Duration of treatment ranged from 1 day to 42 days.
The findings
The researchers noted low or very low confidence in evidence for reduced pain intensity after treatment with muscle relaxant tolperisone, (mean difference −26.1; 95% CI −34.0 to −18.2), pregabalin (−24.7; 95% CI −34.6 to −14.7), aceclofenac plus tizanidine (−26.1; 95% CI −38.5 to −13.6), in addition to 14 other medicines, when compared with placebo. Researchers also noted very low confidence for no difference between the effects of several of these medications. For statistically significant reductions, the research team noted very low confidence reported for large reductions in pain intensity (mean difference >20 points) for 4 medicines (eg, thiocolchicoside, ketoprofen), moderate reductions (10-20 points) for 7 medicines (eg, aceclofenac, etoricoxib, ketorolac) and small reductions (5-10 points) for 3 medicines including ibuprofen and paracetamol.

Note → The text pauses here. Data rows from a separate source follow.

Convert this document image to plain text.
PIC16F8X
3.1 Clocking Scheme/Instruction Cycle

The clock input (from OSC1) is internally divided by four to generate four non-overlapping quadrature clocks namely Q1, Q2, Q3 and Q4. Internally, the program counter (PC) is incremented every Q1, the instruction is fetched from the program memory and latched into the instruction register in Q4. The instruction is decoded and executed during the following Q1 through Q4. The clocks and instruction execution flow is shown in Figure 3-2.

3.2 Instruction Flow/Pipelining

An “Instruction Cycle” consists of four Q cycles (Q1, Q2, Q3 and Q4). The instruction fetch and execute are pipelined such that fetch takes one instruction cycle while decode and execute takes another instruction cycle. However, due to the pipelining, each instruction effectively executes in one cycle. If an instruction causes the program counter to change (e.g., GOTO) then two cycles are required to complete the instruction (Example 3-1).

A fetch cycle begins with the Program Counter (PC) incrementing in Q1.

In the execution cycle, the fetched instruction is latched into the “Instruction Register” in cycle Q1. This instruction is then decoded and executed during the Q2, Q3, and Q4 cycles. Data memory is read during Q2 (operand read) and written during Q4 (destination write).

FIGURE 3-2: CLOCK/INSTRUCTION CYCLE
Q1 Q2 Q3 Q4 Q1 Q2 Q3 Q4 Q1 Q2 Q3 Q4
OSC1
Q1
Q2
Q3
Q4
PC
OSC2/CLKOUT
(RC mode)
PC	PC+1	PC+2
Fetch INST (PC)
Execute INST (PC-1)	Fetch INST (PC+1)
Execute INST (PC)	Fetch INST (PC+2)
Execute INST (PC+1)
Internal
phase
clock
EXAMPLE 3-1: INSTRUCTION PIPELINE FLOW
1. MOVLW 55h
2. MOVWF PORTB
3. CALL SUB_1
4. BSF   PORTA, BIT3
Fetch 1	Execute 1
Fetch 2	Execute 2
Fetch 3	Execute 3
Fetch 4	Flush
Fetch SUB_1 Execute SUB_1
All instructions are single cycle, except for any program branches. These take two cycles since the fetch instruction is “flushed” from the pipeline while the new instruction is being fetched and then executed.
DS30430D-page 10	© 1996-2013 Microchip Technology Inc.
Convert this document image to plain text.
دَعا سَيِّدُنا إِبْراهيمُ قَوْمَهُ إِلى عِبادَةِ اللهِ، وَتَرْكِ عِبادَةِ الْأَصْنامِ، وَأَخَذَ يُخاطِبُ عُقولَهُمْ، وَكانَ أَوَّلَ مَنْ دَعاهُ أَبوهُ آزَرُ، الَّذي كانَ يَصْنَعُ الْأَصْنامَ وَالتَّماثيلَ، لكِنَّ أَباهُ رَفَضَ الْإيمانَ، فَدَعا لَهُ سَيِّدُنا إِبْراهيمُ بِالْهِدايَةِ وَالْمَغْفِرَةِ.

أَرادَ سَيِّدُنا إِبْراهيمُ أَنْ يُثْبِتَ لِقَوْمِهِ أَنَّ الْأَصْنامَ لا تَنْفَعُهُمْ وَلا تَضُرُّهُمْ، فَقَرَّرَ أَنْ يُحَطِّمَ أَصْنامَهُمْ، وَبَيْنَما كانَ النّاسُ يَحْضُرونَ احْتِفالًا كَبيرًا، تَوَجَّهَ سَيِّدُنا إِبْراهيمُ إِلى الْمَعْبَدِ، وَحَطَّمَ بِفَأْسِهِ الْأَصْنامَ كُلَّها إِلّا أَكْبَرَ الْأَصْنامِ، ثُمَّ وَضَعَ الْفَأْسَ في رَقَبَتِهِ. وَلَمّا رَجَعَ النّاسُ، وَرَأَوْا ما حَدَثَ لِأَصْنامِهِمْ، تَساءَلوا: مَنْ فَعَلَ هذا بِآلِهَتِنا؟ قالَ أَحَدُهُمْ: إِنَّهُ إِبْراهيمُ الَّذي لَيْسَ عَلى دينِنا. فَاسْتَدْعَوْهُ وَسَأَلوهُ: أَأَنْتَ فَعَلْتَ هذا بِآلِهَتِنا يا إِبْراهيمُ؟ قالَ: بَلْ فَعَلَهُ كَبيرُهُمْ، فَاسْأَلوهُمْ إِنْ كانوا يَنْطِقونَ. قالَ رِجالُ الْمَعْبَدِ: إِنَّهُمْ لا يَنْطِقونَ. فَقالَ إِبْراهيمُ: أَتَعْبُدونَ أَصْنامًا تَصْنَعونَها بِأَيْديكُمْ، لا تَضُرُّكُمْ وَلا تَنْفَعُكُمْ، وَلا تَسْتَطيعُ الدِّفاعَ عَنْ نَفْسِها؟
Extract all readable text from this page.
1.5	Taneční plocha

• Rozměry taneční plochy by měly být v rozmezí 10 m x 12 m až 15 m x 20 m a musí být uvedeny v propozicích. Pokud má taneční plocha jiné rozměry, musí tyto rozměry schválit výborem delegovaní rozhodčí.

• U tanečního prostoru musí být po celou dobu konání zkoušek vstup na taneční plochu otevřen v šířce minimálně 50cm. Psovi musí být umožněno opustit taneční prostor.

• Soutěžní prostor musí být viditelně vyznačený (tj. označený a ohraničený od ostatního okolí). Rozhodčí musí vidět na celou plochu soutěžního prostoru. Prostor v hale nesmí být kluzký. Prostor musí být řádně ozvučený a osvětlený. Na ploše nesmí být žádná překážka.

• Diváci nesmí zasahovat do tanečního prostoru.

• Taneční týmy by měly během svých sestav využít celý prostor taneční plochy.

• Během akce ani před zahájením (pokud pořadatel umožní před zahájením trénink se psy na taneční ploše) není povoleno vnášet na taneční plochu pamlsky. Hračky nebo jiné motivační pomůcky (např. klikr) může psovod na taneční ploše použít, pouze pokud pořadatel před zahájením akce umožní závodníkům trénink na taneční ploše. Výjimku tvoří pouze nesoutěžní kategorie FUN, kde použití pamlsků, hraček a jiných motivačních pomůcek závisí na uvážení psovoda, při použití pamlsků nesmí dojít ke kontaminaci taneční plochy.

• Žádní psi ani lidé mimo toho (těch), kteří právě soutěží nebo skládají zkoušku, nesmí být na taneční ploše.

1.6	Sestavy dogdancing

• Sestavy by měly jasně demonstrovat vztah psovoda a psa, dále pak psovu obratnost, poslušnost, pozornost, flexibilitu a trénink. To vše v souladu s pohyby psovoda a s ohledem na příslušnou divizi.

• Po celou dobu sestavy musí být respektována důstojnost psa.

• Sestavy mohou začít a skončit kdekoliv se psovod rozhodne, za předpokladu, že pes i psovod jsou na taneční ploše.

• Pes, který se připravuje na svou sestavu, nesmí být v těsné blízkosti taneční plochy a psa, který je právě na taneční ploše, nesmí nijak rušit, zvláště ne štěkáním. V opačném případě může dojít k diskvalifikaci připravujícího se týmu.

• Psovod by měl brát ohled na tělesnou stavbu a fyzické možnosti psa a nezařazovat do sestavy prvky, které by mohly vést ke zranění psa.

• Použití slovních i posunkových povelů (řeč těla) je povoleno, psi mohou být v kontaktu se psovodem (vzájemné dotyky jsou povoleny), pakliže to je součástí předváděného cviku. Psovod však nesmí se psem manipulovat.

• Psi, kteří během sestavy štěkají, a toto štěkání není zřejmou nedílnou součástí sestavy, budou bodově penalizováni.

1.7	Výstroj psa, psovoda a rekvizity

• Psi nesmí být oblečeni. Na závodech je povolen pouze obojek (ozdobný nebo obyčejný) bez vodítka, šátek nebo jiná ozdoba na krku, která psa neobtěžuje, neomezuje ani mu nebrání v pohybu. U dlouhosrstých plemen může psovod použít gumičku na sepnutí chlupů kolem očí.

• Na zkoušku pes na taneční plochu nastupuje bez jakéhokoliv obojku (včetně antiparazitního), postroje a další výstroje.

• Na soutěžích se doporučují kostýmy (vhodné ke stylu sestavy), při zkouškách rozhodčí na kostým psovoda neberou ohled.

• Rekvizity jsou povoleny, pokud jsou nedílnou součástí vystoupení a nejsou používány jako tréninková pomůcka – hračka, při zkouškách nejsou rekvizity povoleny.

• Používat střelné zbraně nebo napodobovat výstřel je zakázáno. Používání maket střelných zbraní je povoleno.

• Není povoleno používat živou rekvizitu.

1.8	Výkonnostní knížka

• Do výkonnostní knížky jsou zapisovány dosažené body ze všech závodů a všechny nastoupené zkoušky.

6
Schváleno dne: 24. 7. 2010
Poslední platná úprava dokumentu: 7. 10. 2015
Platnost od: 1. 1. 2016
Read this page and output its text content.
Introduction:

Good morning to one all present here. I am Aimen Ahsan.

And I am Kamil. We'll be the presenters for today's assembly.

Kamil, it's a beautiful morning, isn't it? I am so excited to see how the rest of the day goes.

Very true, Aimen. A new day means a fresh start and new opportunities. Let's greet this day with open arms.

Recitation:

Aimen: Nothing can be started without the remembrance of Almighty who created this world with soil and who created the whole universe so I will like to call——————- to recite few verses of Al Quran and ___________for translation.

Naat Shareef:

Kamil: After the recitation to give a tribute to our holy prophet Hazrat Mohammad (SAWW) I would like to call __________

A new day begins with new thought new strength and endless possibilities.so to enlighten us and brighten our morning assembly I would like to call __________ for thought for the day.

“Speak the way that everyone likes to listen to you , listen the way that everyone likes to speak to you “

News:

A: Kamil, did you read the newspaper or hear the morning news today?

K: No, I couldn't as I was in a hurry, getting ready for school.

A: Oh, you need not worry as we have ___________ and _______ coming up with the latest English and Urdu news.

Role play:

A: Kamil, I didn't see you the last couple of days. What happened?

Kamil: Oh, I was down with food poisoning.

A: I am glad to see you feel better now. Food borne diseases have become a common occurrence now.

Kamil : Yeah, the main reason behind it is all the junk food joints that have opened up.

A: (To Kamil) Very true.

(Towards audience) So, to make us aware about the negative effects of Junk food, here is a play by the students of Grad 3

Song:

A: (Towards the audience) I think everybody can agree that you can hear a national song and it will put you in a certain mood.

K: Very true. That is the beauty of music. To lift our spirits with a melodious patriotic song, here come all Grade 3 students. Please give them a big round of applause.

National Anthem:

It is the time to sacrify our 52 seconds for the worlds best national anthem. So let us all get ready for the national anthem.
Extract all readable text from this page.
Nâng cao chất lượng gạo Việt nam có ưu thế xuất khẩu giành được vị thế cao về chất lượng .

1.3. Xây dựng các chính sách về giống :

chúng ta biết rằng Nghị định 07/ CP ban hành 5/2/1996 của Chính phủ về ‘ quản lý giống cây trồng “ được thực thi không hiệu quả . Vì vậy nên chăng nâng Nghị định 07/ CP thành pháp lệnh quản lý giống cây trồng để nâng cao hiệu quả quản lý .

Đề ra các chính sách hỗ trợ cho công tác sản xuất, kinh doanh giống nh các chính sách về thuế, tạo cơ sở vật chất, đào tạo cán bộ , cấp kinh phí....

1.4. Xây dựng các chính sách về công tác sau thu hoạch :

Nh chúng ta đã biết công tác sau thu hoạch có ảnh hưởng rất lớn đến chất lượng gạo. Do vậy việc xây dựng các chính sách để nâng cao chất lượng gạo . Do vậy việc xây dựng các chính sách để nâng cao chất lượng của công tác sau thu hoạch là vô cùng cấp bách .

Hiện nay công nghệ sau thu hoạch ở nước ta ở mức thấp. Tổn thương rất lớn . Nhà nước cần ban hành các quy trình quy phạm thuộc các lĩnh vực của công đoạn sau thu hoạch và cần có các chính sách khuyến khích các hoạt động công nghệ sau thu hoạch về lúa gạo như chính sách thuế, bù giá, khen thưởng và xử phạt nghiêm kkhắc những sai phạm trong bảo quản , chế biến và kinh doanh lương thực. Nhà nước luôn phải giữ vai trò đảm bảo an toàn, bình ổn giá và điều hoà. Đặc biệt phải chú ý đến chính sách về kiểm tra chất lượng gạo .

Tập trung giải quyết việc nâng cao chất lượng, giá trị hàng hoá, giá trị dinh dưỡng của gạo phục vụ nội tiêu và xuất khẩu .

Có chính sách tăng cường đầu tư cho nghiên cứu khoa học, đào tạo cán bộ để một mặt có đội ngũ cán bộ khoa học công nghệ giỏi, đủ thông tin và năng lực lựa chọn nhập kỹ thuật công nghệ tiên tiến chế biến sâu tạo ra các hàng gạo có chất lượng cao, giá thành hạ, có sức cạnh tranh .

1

The researchers noted moderate to very low confidence evidence for increased adverse events, such as nausea, vomiting, drowsiness, dizziness, and headache, with tramadol (risk ratio [RR] 2.6; 95% CI 1.5 to 4.5]), baclofen (2.3; 95% CI 1.5 to 3.4), paracetamol plus tramadol (2.1; 95% CI 1.3 to 3.4), and paracetamol plus sustained release tramadol (2.4; 95% CI 1.5 to 3.8) compared to placebo. Moderate to low confidence evidence also suggested that these medications could increase the risk of adverse events compared to other medications.
Note from authors
"Despite nearly 60 years of research involving more than 15000 patients, high quality evidence to guide clinical decisions on analgesic medicines for acute non-specific low back pain remains limited. Similarly, evidence from the secondary analysis of medicine classes had low confidence. Clinicians and patients are advised to take a cautious approach to the use of analgesic medicines. No further reviews are needed until high quality studies are published."